Passemos agora a analisar cada uma das oito bem-aventuranças, vibrantes verdades cujo enunciado se sucede em majestosa cadência, com um ritmo elevado, digno, imponente, próprio da Pessoa Divina que as proclamava: “Bem-aventurados, Bem-aventurados, Bem-aventurados...”.
Os princípios morais da nova lei
“Naquele tempo: 1 Vendo Jesus as multidões, subiu ao monte e sentou-Se. Os discípulos aproximaram-se, 2 e Jesus começou a ensiná-los...”
Para fazer a solene proclamação de sua doutrina, não escolheu Jesus uma sinagoga, nem sequer o Templo. Proferiu essas oito magistrais sentenças ao ar livre, numa pequena meseta situada na margem noroeste do Mar de Tiberíades, perto de Cafarnaum.6
Como sublinha Fillion, “grandiosa era a cátedra da qual ia falar, em consonância com o assunto do próprio sermão”7: por teto tinha o céu; por palco, uma montanha e não existiam paredes... Diante de Si, o vasto panorama dominado pelo Mar da Galileia sugeria a imensidade do globo terrestre como auditório para aquelas palavras que, passando de região em região ao longo dos séculos, levadas pelos lábios dos Apóstolos e seus sucessores, chegaram até nós — dois mil anos depois — tão vivas como se tivessem sido pronunciadas hoje.

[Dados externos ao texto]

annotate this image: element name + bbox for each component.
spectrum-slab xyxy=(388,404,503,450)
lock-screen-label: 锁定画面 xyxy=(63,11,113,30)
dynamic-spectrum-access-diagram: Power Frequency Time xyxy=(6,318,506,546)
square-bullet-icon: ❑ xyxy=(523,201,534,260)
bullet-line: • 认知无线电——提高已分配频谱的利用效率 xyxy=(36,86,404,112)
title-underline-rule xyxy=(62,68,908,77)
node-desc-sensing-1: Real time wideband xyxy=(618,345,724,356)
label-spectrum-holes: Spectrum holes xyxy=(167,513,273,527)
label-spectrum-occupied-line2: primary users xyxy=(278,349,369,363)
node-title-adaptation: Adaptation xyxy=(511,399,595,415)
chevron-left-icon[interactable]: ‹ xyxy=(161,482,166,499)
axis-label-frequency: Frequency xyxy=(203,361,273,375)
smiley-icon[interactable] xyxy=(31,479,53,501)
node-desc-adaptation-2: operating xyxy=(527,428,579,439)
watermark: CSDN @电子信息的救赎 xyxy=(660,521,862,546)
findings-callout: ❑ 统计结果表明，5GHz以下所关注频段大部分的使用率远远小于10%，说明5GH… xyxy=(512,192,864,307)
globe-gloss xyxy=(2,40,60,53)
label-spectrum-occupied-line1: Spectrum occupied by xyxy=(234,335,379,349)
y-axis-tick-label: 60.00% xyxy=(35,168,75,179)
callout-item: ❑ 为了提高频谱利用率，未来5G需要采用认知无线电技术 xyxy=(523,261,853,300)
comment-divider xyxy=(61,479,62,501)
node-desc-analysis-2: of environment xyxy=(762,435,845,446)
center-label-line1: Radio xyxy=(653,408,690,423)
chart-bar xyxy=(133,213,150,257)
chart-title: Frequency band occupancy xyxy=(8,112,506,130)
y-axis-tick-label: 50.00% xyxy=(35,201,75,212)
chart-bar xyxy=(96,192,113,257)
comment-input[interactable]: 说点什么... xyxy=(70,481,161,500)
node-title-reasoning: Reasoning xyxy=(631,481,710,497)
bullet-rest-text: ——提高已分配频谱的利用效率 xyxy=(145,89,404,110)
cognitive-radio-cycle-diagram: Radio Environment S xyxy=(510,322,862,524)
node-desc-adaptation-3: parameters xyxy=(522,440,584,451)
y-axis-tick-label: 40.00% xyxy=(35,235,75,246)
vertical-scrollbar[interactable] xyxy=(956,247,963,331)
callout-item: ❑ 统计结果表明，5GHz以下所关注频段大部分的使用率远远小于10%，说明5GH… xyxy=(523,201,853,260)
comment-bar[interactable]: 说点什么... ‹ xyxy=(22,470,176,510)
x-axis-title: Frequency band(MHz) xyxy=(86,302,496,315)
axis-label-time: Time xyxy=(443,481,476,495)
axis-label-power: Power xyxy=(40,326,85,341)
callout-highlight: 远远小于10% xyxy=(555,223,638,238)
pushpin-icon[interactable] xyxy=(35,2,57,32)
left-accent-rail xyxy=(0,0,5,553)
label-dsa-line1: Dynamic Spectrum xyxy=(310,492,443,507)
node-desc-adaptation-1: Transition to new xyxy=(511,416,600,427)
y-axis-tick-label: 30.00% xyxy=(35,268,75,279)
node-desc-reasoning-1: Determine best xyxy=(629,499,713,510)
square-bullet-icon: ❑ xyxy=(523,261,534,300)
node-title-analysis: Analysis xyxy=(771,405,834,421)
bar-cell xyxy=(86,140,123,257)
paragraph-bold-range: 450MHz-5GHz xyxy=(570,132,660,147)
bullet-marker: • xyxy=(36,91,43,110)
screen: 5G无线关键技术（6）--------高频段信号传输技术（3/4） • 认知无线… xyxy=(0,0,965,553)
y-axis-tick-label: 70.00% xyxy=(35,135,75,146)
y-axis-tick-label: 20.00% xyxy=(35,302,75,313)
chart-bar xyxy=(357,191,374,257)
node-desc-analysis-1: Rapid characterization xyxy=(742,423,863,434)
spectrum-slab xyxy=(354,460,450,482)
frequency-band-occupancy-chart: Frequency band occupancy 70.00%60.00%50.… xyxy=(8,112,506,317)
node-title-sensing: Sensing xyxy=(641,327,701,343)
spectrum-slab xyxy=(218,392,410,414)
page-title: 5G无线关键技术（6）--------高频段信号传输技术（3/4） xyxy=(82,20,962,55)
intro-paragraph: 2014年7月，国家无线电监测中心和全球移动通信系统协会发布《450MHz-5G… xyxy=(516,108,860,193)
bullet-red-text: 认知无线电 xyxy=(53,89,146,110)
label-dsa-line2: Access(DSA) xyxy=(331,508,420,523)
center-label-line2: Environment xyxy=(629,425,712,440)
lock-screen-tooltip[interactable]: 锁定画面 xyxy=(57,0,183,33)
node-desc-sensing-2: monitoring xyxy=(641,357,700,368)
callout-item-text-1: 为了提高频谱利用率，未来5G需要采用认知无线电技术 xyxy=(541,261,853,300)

Pobreza material e pobreza de espírito
“Bem-aventurados os pobres em espírito, porque deles é o Reino dos Céus”.
A mentalidade própria aos espíritos mundanos em todos os tempos repete: “Bem-aventurados os ricos e os poderosos, porque eles conseguem satisfazer todos os seus caprichos e apetências”. Era essa a máxima de vida dos povos pagãos da Antiguidade, e continua a ser hoje, nos ambientes em que Nosso Senhor Jesus Cristo deixou de ser o centro.
O Divino Mestre, pelo contrário, vai proclamar: “Quem quiser vir após Mim, negue-se a si mesmo, tome a sua cruz e siga-Me” (Mt 16, 24). Ou: “É mais fácil um camelo passar pelo buraco de uma agulha do que um rico entrar no Reino dos Céus” (Lc 18, 25).
Portanto, a contraposição entre a doutrina do Homem Deus e o espírito do mundo não poderia ser mais completa! Assim, bem podemos imaginar o estupor dos que O seguiam, ouvindo-O exaltar o oposto da felicidade, segundo era entendida pela mentalidade daquela época: “Bem-aventurados os pobres em espírito”!
Tanto mais que Jesus era exemplo vivo e modelo insuperável dessa inovadora doutrina. Criador do Céu e da Terra, escolhera como berço uma manjedoura posta numa gruta fria, aquecida apenas pela presença de um boi e um burro. E após trinta anos de existência humilde e oculta, pôde dizer durante sua vida pública: “As aves têm seu ninho, as raposas têm suas tocas, mas o Filho do Homem não tem onde repousar a cabeça” (Lc 9, 58).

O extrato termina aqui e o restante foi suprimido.